The full color graph of "Price Frequencies by Color, FLimited to $1,000" is the zoomed-in version of the full color graph. 

From this chart we can infer three main ideas:  

Although the Color feature ranked with J the best and D the lowest, these colornames/letters are found at all price ranges. For Example, a J color does not automatically mean that a Diamond is worth much more. 

Looking at the chart that is cropped to a Price of $1,000, it is easier to see that the Color ranks do correspond roughly to how common each color class is. We see that J is the least common of the Colors, and the others are roughly ranked as more numerous or more commonly found the closer to the D end of the scale. 

Finally, from the individiaul plots we can tell that the actual price range and distribution is very large for each color, althought certian colors are more common at certain price ranges the range of prices is broadly distributed in the color categories. 

#More Price to Color Frequencies
```{r Plot_Price_Freq4}
#This code provides the table of Counts for Diamonds of this Color
table(pf$color)
#This code provides the table of Sums for Diamond's Prices of this Color
by(pf$price, pf$color, sum)
 
```

The above table lists the quantities of diamonds by color, and then sums the prices for all diamonds of that color.


## Examining the Cut Variable
```{r Plot_Cut}
qplot(x = pf$cut, y= price, xlab = "cut",
      data= pf, 
      geom = "boxplot") +
  coord_cartesian(ylim = c(0, 18500))

```


Strangely the cuts, although graded on a scale from Fair to Ideal, do not seem to have a clearly positive relationship to increase in price.
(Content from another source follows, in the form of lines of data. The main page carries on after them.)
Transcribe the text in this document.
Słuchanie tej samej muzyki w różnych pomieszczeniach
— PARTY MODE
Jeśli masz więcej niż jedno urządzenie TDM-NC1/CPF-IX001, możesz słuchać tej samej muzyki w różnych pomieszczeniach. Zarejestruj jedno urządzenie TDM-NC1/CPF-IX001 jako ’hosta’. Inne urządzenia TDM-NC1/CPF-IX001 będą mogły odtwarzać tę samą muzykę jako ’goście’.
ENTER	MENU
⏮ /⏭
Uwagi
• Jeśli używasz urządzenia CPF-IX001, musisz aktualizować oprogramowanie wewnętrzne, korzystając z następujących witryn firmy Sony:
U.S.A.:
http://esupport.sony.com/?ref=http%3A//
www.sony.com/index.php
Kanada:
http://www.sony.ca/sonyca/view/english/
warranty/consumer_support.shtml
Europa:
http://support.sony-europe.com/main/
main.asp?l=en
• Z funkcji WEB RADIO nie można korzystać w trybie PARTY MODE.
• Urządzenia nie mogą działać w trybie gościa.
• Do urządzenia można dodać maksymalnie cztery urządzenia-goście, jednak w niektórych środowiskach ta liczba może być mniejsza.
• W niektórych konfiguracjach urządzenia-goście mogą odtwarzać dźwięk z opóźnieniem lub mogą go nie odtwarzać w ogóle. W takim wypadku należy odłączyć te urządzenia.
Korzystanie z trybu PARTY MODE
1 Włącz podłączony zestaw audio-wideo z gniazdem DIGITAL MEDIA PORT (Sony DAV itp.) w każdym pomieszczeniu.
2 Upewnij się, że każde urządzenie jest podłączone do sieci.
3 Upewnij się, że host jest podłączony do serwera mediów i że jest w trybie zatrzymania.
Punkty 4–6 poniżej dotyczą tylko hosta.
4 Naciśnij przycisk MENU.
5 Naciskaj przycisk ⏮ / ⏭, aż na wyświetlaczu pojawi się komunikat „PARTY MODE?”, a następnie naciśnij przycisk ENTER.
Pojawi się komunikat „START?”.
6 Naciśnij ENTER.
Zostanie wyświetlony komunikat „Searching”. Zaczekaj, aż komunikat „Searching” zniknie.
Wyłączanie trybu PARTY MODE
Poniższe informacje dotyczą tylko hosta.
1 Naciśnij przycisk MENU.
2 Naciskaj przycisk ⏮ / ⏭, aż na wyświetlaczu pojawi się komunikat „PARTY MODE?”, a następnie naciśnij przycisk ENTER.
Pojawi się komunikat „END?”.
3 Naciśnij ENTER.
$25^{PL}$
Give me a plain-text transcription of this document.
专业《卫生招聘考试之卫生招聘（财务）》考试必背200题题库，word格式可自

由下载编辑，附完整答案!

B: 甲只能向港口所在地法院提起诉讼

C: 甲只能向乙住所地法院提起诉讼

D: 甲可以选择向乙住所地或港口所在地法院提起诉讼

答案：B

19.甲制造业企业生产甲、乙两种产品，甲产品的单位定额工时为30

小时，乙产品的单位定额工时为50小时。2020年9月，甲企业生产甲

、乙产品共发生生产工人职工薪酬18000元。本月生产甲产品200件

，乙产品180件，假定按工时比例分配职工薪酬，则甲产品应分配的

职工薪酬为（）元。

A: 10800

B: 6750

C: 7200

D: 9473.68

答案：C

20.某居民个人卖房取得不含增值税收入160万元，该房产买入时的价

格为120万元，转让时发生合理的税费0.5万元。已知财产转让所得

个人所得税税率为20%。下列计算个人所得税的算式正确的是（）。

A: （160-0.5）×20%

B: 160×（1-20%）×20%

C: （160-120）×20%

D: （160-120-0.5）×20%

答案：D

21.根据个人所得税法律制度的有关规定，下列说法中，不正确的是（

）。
In summary, several factors affect the price of a diamond in the dataset, with rare color, and size appearing as the two strongest predictors. But even the easiest relationship to see in size/carat is not necessarily fully predictive since there is considerable variation in the prices of the 2.5 - 5.0 carat price range. To determine a full understanding, a model or algorithm would need to be applied.